Sus inspiraciones también reflejan esa mezcla entre fe y acción social. Por un lado, reconoce la influencia del legendario Fray Tormenta, quien utilizó la lucha libre para sostener un orfanato. Pero aún más profunda es la huella de San Juan Bosco, sacerdote italiano que dedicó su vida a los jóvenes, utilizando dinámicas como acrobacias y juegos para atraer su atención antes de enseñarles valores.
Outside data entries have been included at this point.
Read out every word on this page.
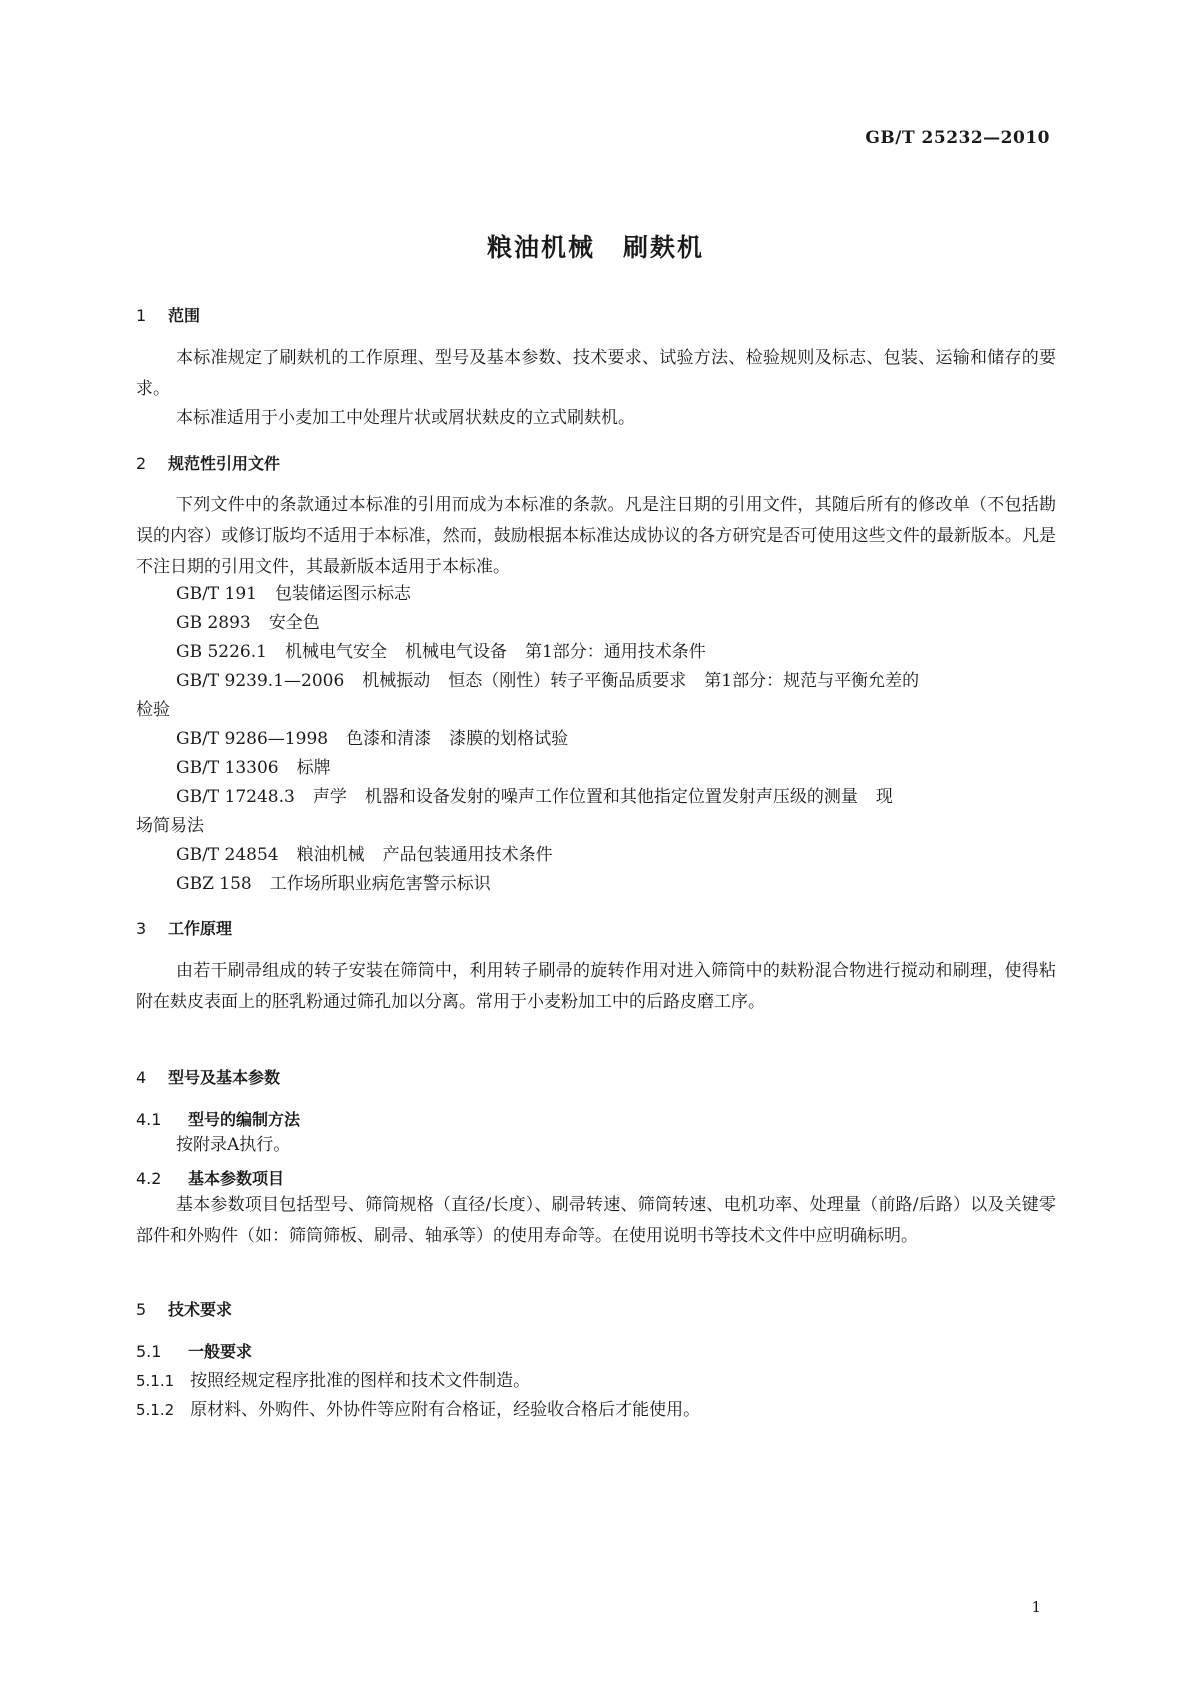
GB/T 25232—2010
粮油机械 刷麸机
1 范围
本标准规定了刷麸机的工作原理、型号及基本参数、技术要求、试验方法、检验规则及标志、包装、运输和储存的要求。
本标准适用于小麦加工中处理片状或屑状麸皮的立式刷麸机。
2 规范性引用文件
下列文件中的条款通过本标准的引用而成为本标准的条款。凡是注日期的引用文件，其随后所有的修改单（不包括勘误的内容）或修订版均不适用于本标准，然而，鼓励根据本标准达成协议的各方研究是否可使用这些文件的最新版本。凡是不注日期的引用文件，其最新版本适用于本标准。
GB/T 191 包装储运图示标志
GB 2893 安全色
GB 5226.1 机械电气安全 机械电气设备 第1部分：通用技术条件
GB/T 9239.1—2006 机械振动 恒态（刚性）转子平衡品质要求 第1部分：规范与平衡允差的
检验
GB/T 9286—1998 色漆和清漆 漆膜的划格试验
GB/T 13306 标牌
GB/T 17248.3 声学 机器和设备发射的噪声工作位置和其他指定位置发射声压级的测量 现
场简易法
GB/T 24854 粮油机械 产品包装通用技术条件
GBZ 158 工作场所职业病危害警示标识
3 工作原理
由若干刷帚组成的转子安装在筛筒中，利用转子刷帚的旋转作用对进入筛筒中的麸粉混合物进行搅动和刷理，使得粘附在麸皮表面上的胚乳粉通过筛孔加以分离。常用于小麦粉加工中的后路皮磨工序。
4 型号及基本参数
4.1 型号的编制方法
按附录A执行。
4.2 基本参数项目
基本参数项目包括型号、筛筒规格（直径/长度）、刷帚转速、筛筒转速、电机功率、处理量（前路/后路）以及关键零部件和外购件（如：筛筒筛板、刷帚、轴承等）的使用寿命等。在使用说明书等技术文件中应明确标明。
5 技术要求
5.1 一般要求
5.1.1 按照经规定程序批准的图样和技术文件制造。
5.1.2 原材料、外购件、外协件等应附有合格证，经验收合格后才能使用。
1
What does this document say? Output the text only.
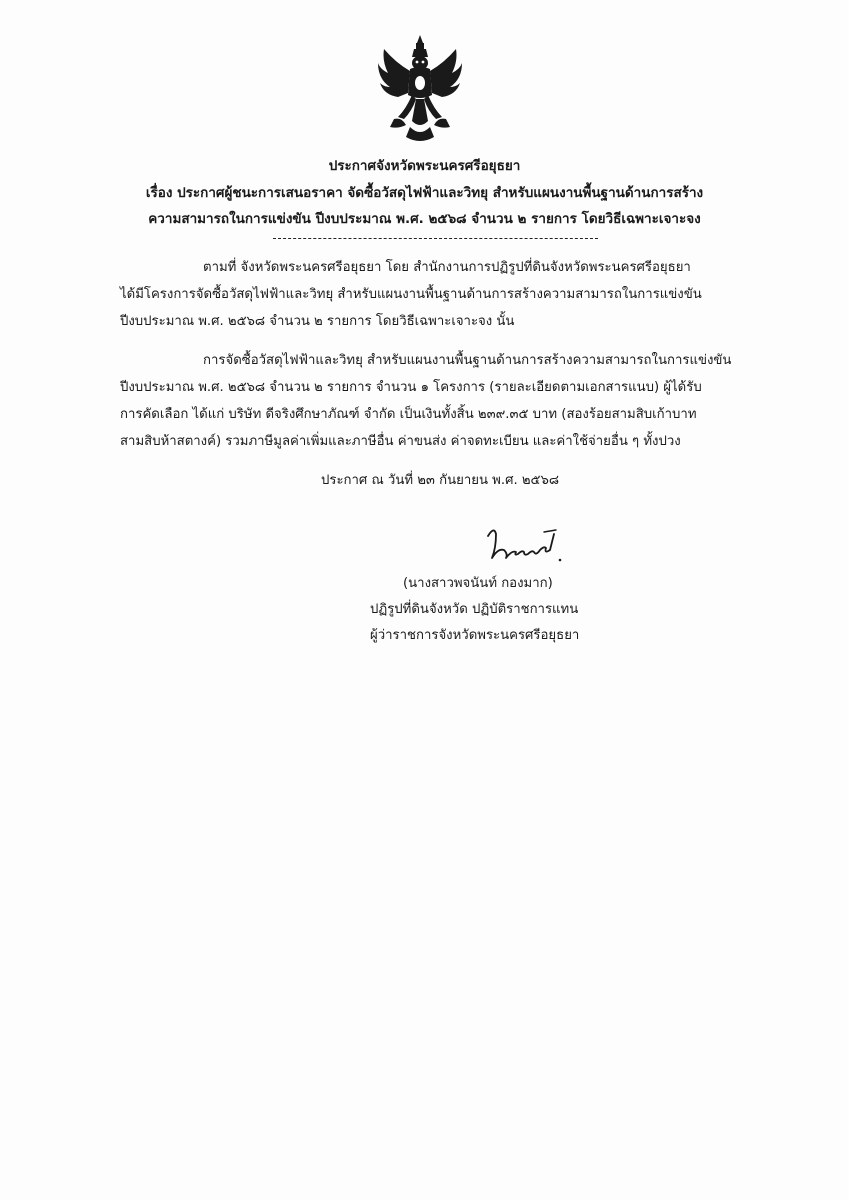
ประกาศจังหวัดพระนครศรีอยุธยา
เรื่อง ประกาศผู้ชนะการเสนอราคา จัดซื้อวัสดุไฟฟ้าและวิทยุ สำหรับแผนงานพื้นฐานด้านการสร้าง
ความสามารถในการแข่งขัน ปีงบประมาณ พ.ศ. ๒๕๖๘ จำนวน ๒ รายการ โดยวิธีเฉพาะเจาะจง
ตามที่ จังหวัดพระนครศรีอยุธยา โดย สำนักงานการปฏิรูปที่ดินจังหวัดพระนครศรีอยุธยา
ได้มีโครงการจัดซื้อวัสดุไฟฟ้าและวิทยุ สำหรับแผนงานพื้นฐานด้านการสร้างความสามารถในการแข่งขัน
ปีงบประมาณ พ.ศ. ๒๕๖๘ จำนวน ๒ รายการ โดยวิธีเฉพาะเจาะจง นั้น
การจัดซื้อวัสดุไฟฟ้าและวิทยุ สำหรับแผนงานพื้นฐานด้านการสร้างความสามารถในการแข่งขัน
ปีงบประมาณ พ.ศ. ๒๕๖๘ จำนวน ๒ รายการ จำนวน ๑ โครงการ (รายละเอียดตามเอกสารแนบ) ผู้ได้รับ
การคัดเลือก ได้แก่ บริษัท ดีจริงศึกษาภัณฑ์ จำกัด เป็นเงินทั้งสิ้น ๒๓๙.๓๕ บาท (สองร้อยสามสิบเก้าบาท
สามสิบห้าสตางค์) รวมภาษีมูลค่าเพิ่มและภาษีอื่น ค่าขนส่ง ค่าจดทะเบียน และค่าใช้จ่ายอื่น ๆ ทั้งปวง
ประกาศ ณ วันที่ ๒๓ กันยายน พ.ศ. ๒๕๖๘
(นางสาวพจนันท์ กองมาก)
ปฏิรูปที่ดินจังหวัด ปฏิบัติราชการแทน
ผู้ว่าราชการจังหวัดพระนครศรีอยุธยา
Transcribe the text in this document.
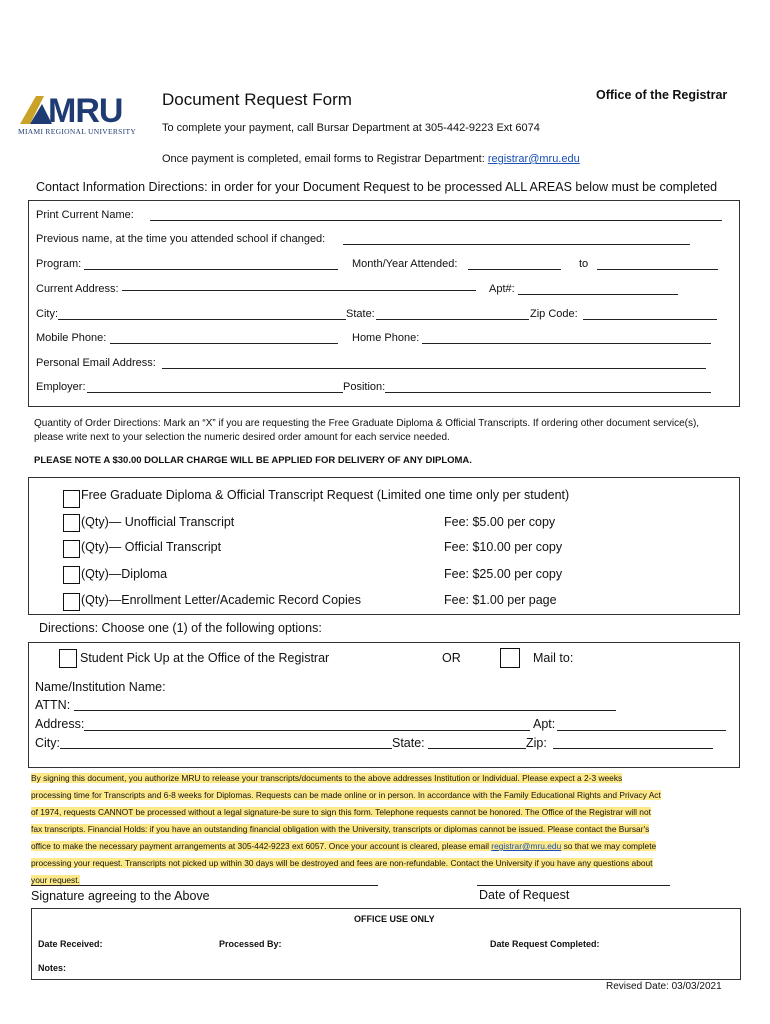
MRU
MIAMI REGIONAL UNIVERSITY
Office of the Registrar
Document Request Form
To complete your payment, call Bursar Department at 305-442-9223 Ext 6074
Once payment is completed, email forms to Registrar Department: registrar@mru.edu
Contact Information Directions: in order for your Document Request to be processed ALL AREAS below must be completed
Print Current Name:
Previous name, at the time you attended school if changed:
Program:	Month/Year Attended:	to
Current Address:	Apt#:
City:	State:	Zip Code:
Mobile Phone:	Home Phone:
Personal Email Address:
Employer:	Position:
Quantity of Order Directions: Mark an “X” if you are requesting the Free Graduate Diploma & Official Transcripts. If ordering other document service(s), please write next to your selection the numeric desired order amount for each service needed.
PLEASE NOTE A $30.00 DOLLAR CHARGE WILL BE APPLIED FOR DELIVERY OF ANY DIPLOMA.
Free Graduate Diploma & Official Transcript Request (Limited one time only per student)
(Qty)— Unofficial Transcript	Fee: $5.00 per copy
(Qty)— Official Transcript	Fee: $10.00 per copy
(Qty)—Diploma	Fee: $25.00 per copy
(Qty)—Enrollment Letter/Academic Record Copies	Fee: $1.00 per page
Directions: Choose one (1) of the following options:
Student Pick Up at the Office of the Registrar	OR	Mail to:
Name/Institution Name:
ATTN:
Address:	Apt:
City:	State:	Zip:
By signing this document, you authorize MRU to release your transcripts/documents to the above addresses Institution or Individual. Please expect a 2-3 weeks
processing time for Transcripts and 6-8 weeks for Diplomas. Requests can be made online or in person. In accordance with the Family Educational Rights and Privacy Act
of 1974, requests CANNOT be processed without a legal signature-be sure to sign this form. Telephone requests cannot be honored. The Office of the Registrar will not
fax transcripts. Financial Holds: if you have an outstanding financial obligation with the University, transcripts or diplomas cannot be issued. Please contact the Bursar's
office to make the necessary payment arrangements at 305-442-9223 ext 6057. Once your account is cleared, please email registrar@mru.edu so that we may complete
processing your request. Transcripts not picked up within 30 days will be destroyed and fees are non-refundable. Contact the University if you have any questions about
your request.
Signature agreeing to the Above	Date of Request
OFFICE USE ONLY
Date Received:	Processed By:	Date Request Completed:
Notes:
Revised Date: 03/03/2021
Siguiendo ese ejemplo, Rey Apóstol ha incorporado elementos únicos a su estilo, como caminar sobre las cuerdas del ring, una habilidad que le ha valido reconocimiento entre aficionados. No es solo espectáculo, es una estrategia para conectar con el público, tal como lo hacía Don Bosco en su tiempo.

LUCHAS A BENEFICIO COMO LABOR SOCIAL
Más allá del ring, su labor social es constante. Ha organizado funciones a beneficio de personas con discapacidad, instituciones como la Cruz Roja y asociaciones civiles. Actualmente, está al frente de un asilo de ancianos en Río Bravo, donde atiende a más de 30 personas, combinando apoyo espiritual con gestión de recursos para su mantenimiento.
Su creatividad también se extiende a la catequesis. En las misas dominicales utiliza un personaje llamado “El Apostolito”, un muñeco que enseña valores a los niños mediante historias y dinámicas. Es, en esencia, una extensión de su filosofía: comunicar de manera cercana, dinámica y significativa.

PRESENTE EN EL MUSEO DE ARTE SACRO
Uno de los momentos más especiales en su trayectoria reciente fue cuando tuvo la oportunidad de exhibir su equipo de lucha en el Museo de Arte Sacro en Monterrey, Nuevo León. En esa exposición, su indumentaria compartió espacio con la del propio Fray Tormenta, quien además estuvo presente. Para Rey Apóstol, fue un reconocimiento simbólico a su camino y una experiencia profundamente significativa.
“Fue algo muy especial e importante para mí”, recuerda, consciente de que no todos los días se comparte espacio con una figura que abrió camino en esa combinación entre fe y lucha libre.
Hoy, Rey Apóstol continúa escribiendo su historia entre cuerdas y altares. Consciente del desgaste físico que implica el deporte, estima que aún le quedan entre cinco y diez años sobre el ring. Tiempo que planea aprovechar al máximo, no para acumular triunfos, sino para seguir llevando un mensaje.
Porque para él, la verdadera victoria no está en la cuenta de tres, sino en el impacto que deja en quienes lo observan. En cada salto, en cada llave y en cada palabra, Rey Apóstol demuestra que la lucha más importante no se libra contra un rival, sino en la construcción de una vida con propósito.